You don’t want to send prospects scurrying after taking a deep breath. Browse this New York magazine article to understand how it’s possible to turn off potential buyers: https://www.thecut.com/2014/08/why-cant-you-smell-your-own-home.html. No staging operation is complete until your home smells as fresh and clean as it looks.
“One major role of lighting in the interior setting is functionality,” says writer Tim Anderson in his SFGate.com article (https://homeguides.sfgate.com/importance-lighting-interior-design-56751.html). Anderson explains that lighting has the potential to make rooms look bigger, hallways longer and rooms cheerier.
Some light fixtures serve dual purposes. Consider an attention-grabbing chandelier beaming light down on a dining table or recessed lighting that is stylish and capable of flooding areas with a single beam.
The right lighting does more than illuminate rooms; it sets moods. From dim lamps that suggest intimacy to island kitchen fixtures showcasing meal preparations, lights can influence the way a room "feels." For this reason, it's always a good idea to turn on all of your lights before home shoppers arrive. Realtors have used this trick forever.
Moving furniture to create a welcoming environment is at the very heart of staging, say Apartment Therapy innovators (https://www.apartmenttherapy.com/how-to-make-living-room-look-bigger-36662853).
Once you declutter, think about a room staging method that works every time: Remove all furnishings. Begin to re-populate rooms by bringing in the heaviest items (bed; couch; dining room table). Reposition each piece for optimal visual and spacing results. Return furnishings one-by-one until the room looks cozy but uncluttered.
Get someone to help with this task so you don’t injure yourself.
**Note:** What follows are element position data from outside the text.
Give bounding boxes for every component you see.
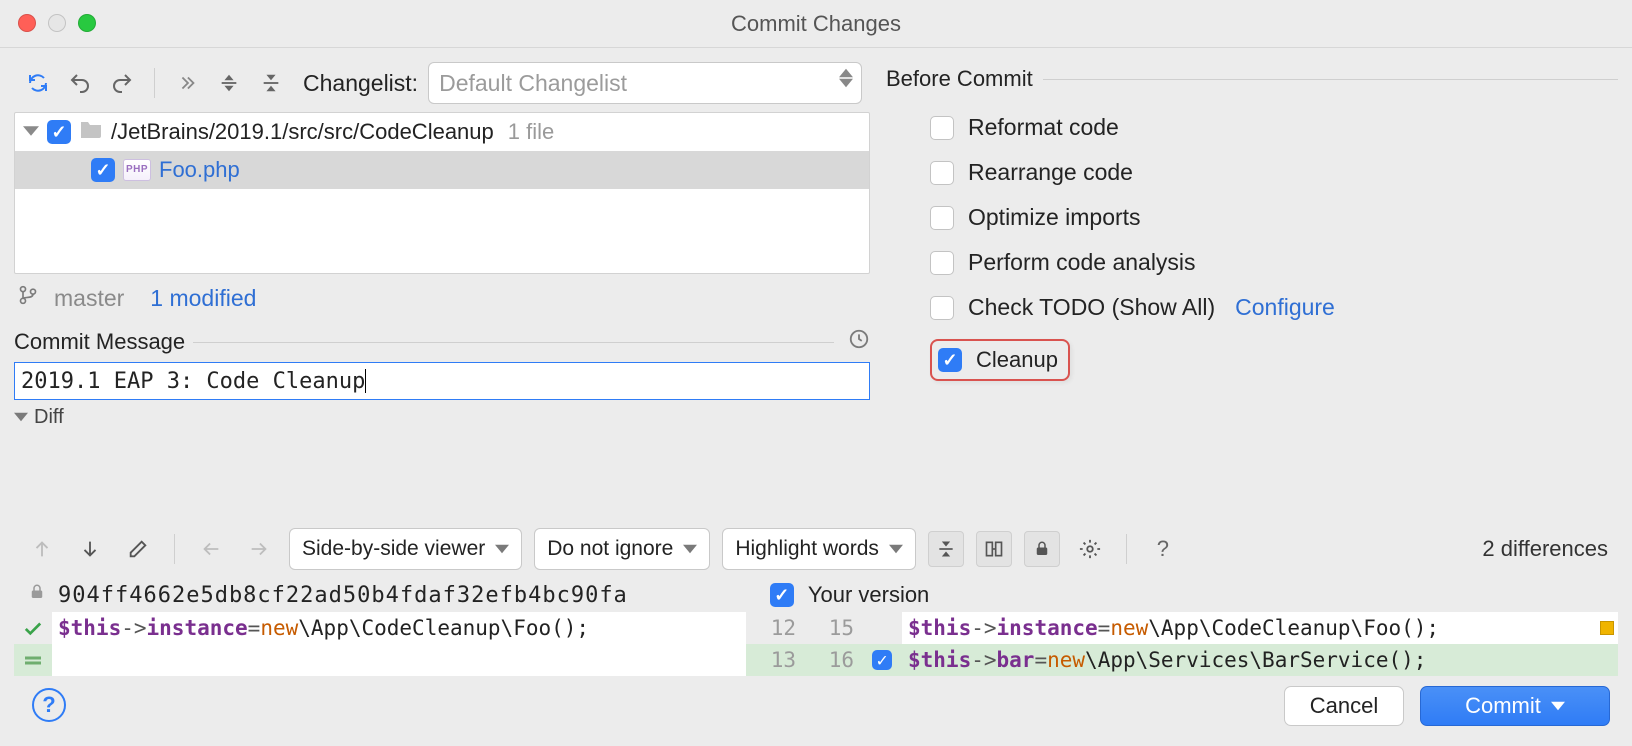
branch-bar: master 1 modified xyxy=(14,274,870,326)
help-icon[interactable]: ? xyxy=(32,688,66,722)
nav-forward-icon[interactable] xyxy=(241,531,277,567)
reformat-code-option[interactable]: Reformat code xyxy=(930,114,1618,141)
file-name: Foo.php xyxy=(159,157,240,183)
line-number: 16 xyxy=(804,644,862,676)
stepper-icon xyxy=(839,68,853,88)
changes-tree[interactable]: /JetBrains/2019.1/src/src/CodeCleanup 1 … xyxy=(14,112,870,274)
chevron-down-icon[interactable] xyxy=(14,406,28,429)
window-minimize-icon xyxy=(48,14,66,32)
diff-count: 2 differences xyxy=(1482,536,1608,562)
diff-side-by-side[interactable]: $this->instance = new \App\CodeCleanup\F… xyxy=(14,612,1618,676)
code-analysis-option[interactable]: Perform code analysis xyxy=(930,249,1618,276)
diff-viewer-mode-dropdown[interactable]: Side-by-side viewer xyxy=(289,528,522,570)
commit-message-title: Commit Message xyxy=(14,329,185,355)
changelist-dropdown[interactable]: Default Changelist xyxy=(428,62,862,104)
collapse-unchanged-icon[interactable] xyxy=(928,531,964,567)
commit-message-text: 2019.1 EAP 3: Code Cleanup xyxy=(21,369,365,394)
window-close-icon[interactable] xyxy=(18,14,36,32)
line-number: 12 xyxy=(746,612,804,644)
folder-meta: 1 file xyxy=(508,119,554,145)
branch-name[interactable]: master xyxy=(54,285,124,312)
chevrons-right-icon[interactable] xyxy=(171,67,203,99)
modified-link[interactable]: 1 modified xyxy=(150,285,256,312)
left-code-line: $this->instance = new \App\CodeCleanup\F… xyxy=(52,612,746,644)
arrow-up-icon[interactable] xyxy=(24,531,60,567)
lock-icon[interactable] xyxy=(1024,531,1060,567)
refresh-icon[interactable] xyxy=(22,67,54,99)
gear-icon[interactable] xyxy=(1072,531,1108,567)
expand-all-icon[interactable] xyxy=(213,67,245,99)
before-commit-title: Before Commit xyxy=(886,66,1033,92)
optimize-imports-option[interactable]: Optimize imports xyxy=(930,204,1618,231)
configure-link[interactable]: Configure xyxy=(1235,294,1335,321)
tree-folder-row[interactable]: /JetBrains/2019.1/src/src/CodeCleanup 1 … xyxy=(15,113,869,151)
right-code-line: $this->bar = new \App\Services\BarServic… xyxy=(902,644,1596,676)
checkbox-icon[interactable] xyxy=(938,348,962,372)
titlebar: Commit Changes xyxy=(0,0,1632,48)
file-checkbox[interactable] xyxy=(91,158,115,182)
arrow-down-icon[interactable] xyxy=(72,531,108,567)
cleanup-option[interactable]: Cleanup xyxy=(930,339,1070,381)
commit-message-input[interactable]: 2019.1 EAP 3: Code Cleanup xyxy=(14,362,870,400)
php-file-icon: PHP xyxy=(123,159,151,181)
history-icon[interactable] xyxy=(848,328,870,356)
help-icon[interactable]: ? xyxy=(1145,531,1181,567)
check-todo-option[interactable]: Check TODO (Show All)Configure xyxy=(930,294,1618,321)
folder-checkbox[interactable] xyxy=(47,120,71,144)
edit-icon[interactable] xyxy=(120,531,156,567)
undo-icon[interactable] xyxy=(64,67,96,99)
branch-icon xyxy=(18,284,38,312)
rearrange-code-option[interactable]: Rearrange code xyxy=(930,159,1618,186)
diff-section-title: Diff xyxy=(34,406,64,429)
line-number: 13 xyxy=(746,644,804,676)
commit-button[interactable]: Commit xyxy=(1420,686,1610,726)
changes-toolbar: Changelist: Default Changelist xyxy=(14,56,870,112)
left-code-line xyxy=(52,644,746,676)
checkbox-icon[interactable] xyxy=(930,206,954,230)
your-version-checkbox[interactable] xyxy=(770,583,794,607)
window-title: Commit Changes xyxy=(731,11,901,37)
checkbox-icon[interactable] xyxy=(930,116,954,140)
checkbox-icon[interactable] xyxy=(930,161,954,185)
line-number: 15 xyxy=(804,612,862,644)
warning-marker-icon[interactable] xyxy=(1596,612,1618,644)
folder-path: /JetBrains/2019.1/src/src/CodeCleanup xyxy=(111,119,494,145)
folder-icon xyxy=(79,119,103,145)
lock-icon xyxy=(28,582,46,608)
diff-highlight-dropdown[interactable]: Highlight words xyxy=(722,528,916,570)
chevron-down-icon[interactable] xyxy=(23,119,39,145)
apply-chunk-checkbox[interactable] xyxy=(872,650,892,670)
redo-icon[interactable] xyxy=(106,67,138,99)
left-revision-hash: 904ff4662e5db8cf22ad50b4fdaf32efb4bc90fa xyxy=(58,583,628,608)
diff-toolbar: Side-by-side viewer Do not ignore Highli… xyxy=(14,524,1618,574)
checkbox-icon[interactable] xyxy=(930,251,954,275)
right-revision-title: Your version xyxy=(808,582,929,608)
collapse-all-icon[interactable] xyxy=(255,67,287,99)
checkbox-icon[interactable] xyxy=(930,296,954,320)
changelist-label: Changelist: xyxy=(303,70,418,97)
diff-ignore-dropdown[interactable]: Do not ignore xyxy=(534,528,710,570)
sync-scroll-icon[interactable] xyxy=(976,531,1012,567)
window-zoom-icon[interactable] xyxy=(78,14,96,32)
changelist-selected: Default Changelist xyxy=(439,70,627,97)
tree-file-row[interactable]: PHP Foo.php xyxy=(15,151,869,189)
cancel-button[interactable]: Cancel xyxy=(1284,686,1404,726)
right-code-line: $this->instance = new \App\CodeCleanup\F… xyxy=(902,612,1596,644)
nav-back-icon[interactable] xyxy=(193,531,229,567)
Alternately, you can hire a professional stager. But why spend the money when you’re perfectly capable of doing the job with our help?
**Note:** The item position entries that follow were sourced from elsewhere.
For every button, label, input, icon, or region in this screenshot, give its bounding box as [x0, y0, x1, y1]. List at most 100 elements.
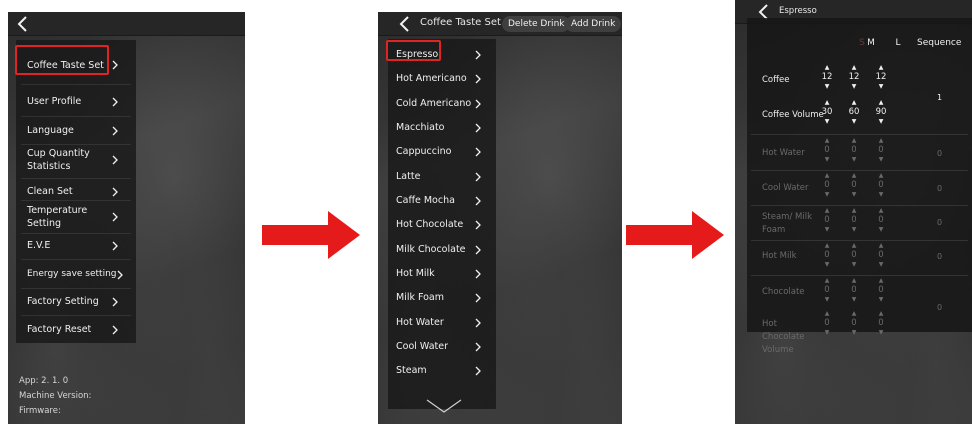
cool-water-s-stepper[interactable]: ▲ 0 ▼ — [817, 172, 837, 200]
delete-drink-button[interactable]: Delete Drink — [502, 16, 571, 32]
hot-milk-m-stepper[interactable]: ▲ 0 ▼ — [844, 242, 864, 270]
drink-item-label: Steam — [396, 365, 427, 376]
cool-water-l-stepper[interactable]: ▲ 0 ▼ — [871, 172, 891, 200]
menu-item-cup-quantity-statistics[interactable]: Cup Quantity Statistics — [16, 144, 136, 176]
hot-chocolate-volume-m-stepper[interactable]: ▲ 0 ▼ — [844, 310, 864, 338]
drink-item-latte[interactable]: Latte — [388, 165, 496, 189]
coffee-volume-l-stepper[interactable]: ▲ 90 ▼ — [871, 99, 891, 127]
coffee-volume-s-stepper[interactable]: ▲ 30 ▼ — [817, 99, 837, 127]
row-divider — [751, 134, 968, 135]
drink-item-label: Hot Milk — [396, 268, 435, 279]
drink-item-milk-foam[interactable]: Milk Foam — [388, 286, 496, 310]
hot-milk-l-stepper[interactable]: ▲ 0 ▼ — [871, 242, 891, 270]
drink-item-label: Hot Chocolate — [396, 219, 464, 230]
top-bar: Coffee Taste Set Delete Drink Add Drink — [378, 12, 622, 36]
hot-milk-sequence[interactable]: 0 — [937, 252, 942, 261]
drink-item-cold-americano[interactable]: Cold Americano — [388, 92, 496, 116]
drink-item-cool-water[interactable]: Cool Water — [388, 335, 496, 359]
menu-item-label: Temperature Setting — [27, 205, 88, 229]
highlight-box — [15, 45, 109, 75]
chevron-right-icon — [475, 220, 481, 230]
drink-item-steam[interactable]: Steam — [388, 359, 496, 383]
drink-item-label: Milk Foam — [396, 292, 445, 303]
menu-item-energy-save-setting[interactable]: Energy save setting — [16, 262, 136, 288]
chevron-right-icon — [117, 270, 123, 280]
chevron-right-icon — [475, 366, 481, 376]
hot-milk-s-stepper[interactable]: ▲ 0 ▼ — [817, 242, 837, 270]
chevron-right-icon — [475, 245, 481, 255]
chevron-right-icon — [475, 74, 481, 84]
drink-item-hot-water[interactable]: Hot Water — [388, 311, 496, 335]
steam-milk-foam-sequence[interactable]: 0 — [937, 218, 942, 227]
menu-item-eve[interactable]: E.V.E — [16, 234, 136, 258]
row-divider — [751, 240, 968, 241]
row-divider — [751, 275, 968, 276]
coffee-s-stepper[interactable]: ▲ 12 ▼ — [817, 64, 837, 92]
drink-item-hot-milk[interactable]: Hot Milk — [388, 262, 496, 286]
settings-menu-screen: Coffee Taste Set User Profile Language C… — [8, 12, 245, 424]
steam-milk-foam-m-stepper[interactable]: ▲ 0 ▼ — [844, 207, 864, 235]
chevron-right-icon — [475, 147, 481, 157]
drink-list: Espresso Hot Americano Cold Americano Ma… — [388, 39, 496, 409]
back-arrow-icon[interactable] — [14, 15, 32, 33]
drink-item-label: Hot Americano — [396, 73, 467, 84]
espresso-recipe-screen: Espresso S M L Sequence Coffee ▲ 12 ▼ ▲ 12 ▼… — [735, 0, 972, 424]
hot-water-m-stepper[interactable]: ▲ 0 ▼ — [844, 137, 864, 165]
highlight-box — [386, 40, 441, 61]
steam-milk-foam-s-stepper[interactable]: ▲ 0 ▼ — [817, 207, 837, 235]
firmware-version: Firmware: — [19, 406, 61, 416]
menu-item-language[interactable]: Language — [16, 119, 136, 143]
drink-item-hot-americano[interactable]: Hot Americano — [388, 67, 496, 91]
chevron-right-icon — [475, 196, 481, 206]
divider — [21, 259, 131, 260]
row-divider — [751, 170, 968, 171]
chevron-right-icon — [475, 342, 481, 352]
chevron-down-icon[interactable] — [424, 396, 464, 416]
chocolate-m-stepper[interactable]: ▲ 0 ▼ — [844, 277, 864, 305]
row-divider — [751, 205, 968, 206]
chevron-right-icon — [112, 297, 118, 307]
recipe-table: S M L Sequence Coffee ▲ 12 ▼ ▲ 12 ▼ ▲ 12 ▼ 1 C… — [747, 18, 972, 355]
chevron-right-icon — [475, 269, 481, 279]
hot-water-s-stepper[interactable]: ▲ 0 ▼ — [817, 137, 837, 165]
cool-water-m-stepper[interactable]: ▲ 0 ▼ — [844, 172, 864, 200]
drink-item-milk-chocolate[interactable]: Milk Chocolate — [388, 238, 496, 262]
hot-water-sequence[interactable]: 0 — [937, 149, 942, 158]
menu-item-temperature-setting[interactable]: Temperature Setting — [16, 200, 136, 232]
drink-item-label: Cappuccino — [396, 146, 452, 157]
drink-item-label: Cool Water — [396, 341, 448, 352]
drink-item-caffe-mocha[interactable]: Caffe Mocha — [388, 189, 496, 213]
machine-version: Machine Version: — [19, 391, 92, 401]
cool-water-sequence[interactable]: 0 — [937, 184, 942, 193]
drink-item-label: Caffe Mocha — [396, 195, 455, 206]
chocolate-s-stepper[interactable]: ▲ 0 ▼ — [817, 277, 837, 305]
chevron-right-icon — [475, 172, 481, 182]
settings-menu: Coffee Taste Set User Profile Language C… — [16, 40, 136, 343]
menu-item-factory-reset[interactable]: Factory Reset — [16, 318, 136, 342]
red-arrow-icon — [262, 211, 360, 259]
coffee-sequence[interactable]: 1 — [937, 93, 942, 102]
coffee-m-stepper[interactable]: ▲ 12 ▼ — [844, 64, 864, 92]
hot-chocolate-volume-l-stepper[interactable]: ▲ 0 ▼ — [871, 310, 891, 338]
chevron-right-icon — [112, 325, 118, 335]
drink-item-label: Latte — [396, 171, 421, 182]
hot-chocolate-volume-s-stepper[interactable]: ▲ 0 ▼ — [817, 310, 837, 338]
drink-item-hot-chocolate[interactable]: Hot Chocolate — [388, 213, 496, 237]
menu-item-user-profile[interactable]: User Profile — [16, 90, 136, 114]
steam-milk-foam-l-stepper[interactable]: ▲ 0 ▼ — [871, 207, 891, 235]
add-drink-button[interactable]: Add Drink — [565, 16, 622, 32]
back-arrow-icon[interactable] — [396, 15, 414, 33]
red-arrow-icon — [626, 211, 724, 259]
hot-water-l-stepper[interactable]: ▲ 0 ▼ — [871, 137, 891, 165]
drink-item-cappuccino[interactable]: Cappuccino — [388, 140, 496, 164]
coffee-l-stepper[interactable]: ▲ 12 ▼ — [871, 64, 891, 92]
menu-item-factory-setting[interactable]: Factory Setting — [16, 290, 136, 314]
coffee-taste-set-screen: Coffee Taste Set Delete Drink Add Drink … — [378, 12, 622, 424]
chevron-right-icon — [112, 187, 118, 197]
drink-item-macchiato[interactable]: Macchiato — [388, 116, 496, 140]
chocolate-sequence[interactable]: 0 — [937, 303, 942, 312]
page-title: Coffee Taste Set — [420, 17, 501, 28]
menu-item-label: E.V.E — [27, 240, 51, 251]
coffee-volume-m-stepper[interactable]: ▲ 60 ▼ — [844, 99, 864, 127]
chocolate-l-stepper[interactable]: ▲ 0 ▼ — [871, 277, 891, 305]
Also See: Staging an Unfurnished Empty Home | Importance of Home Staging
Are you feeling empowered?
You should be. These 10 tips offer creative and artistic license to re-imagine your home as you want other people to see it. The secret to selling expeditiously, advises realtor Jasmine Davis, is to get your head into “your buyer’s mindset.”
This means altering your “this is my home” viewpoint and focusing on the next stage of your life. Yes, we use the word “stage” on purpose -- as an homage to Barbara Scharz whose ideas and methods became a household word. The amount of effort you put into staging your home will pay dividends, and who deserves those dividends more than you?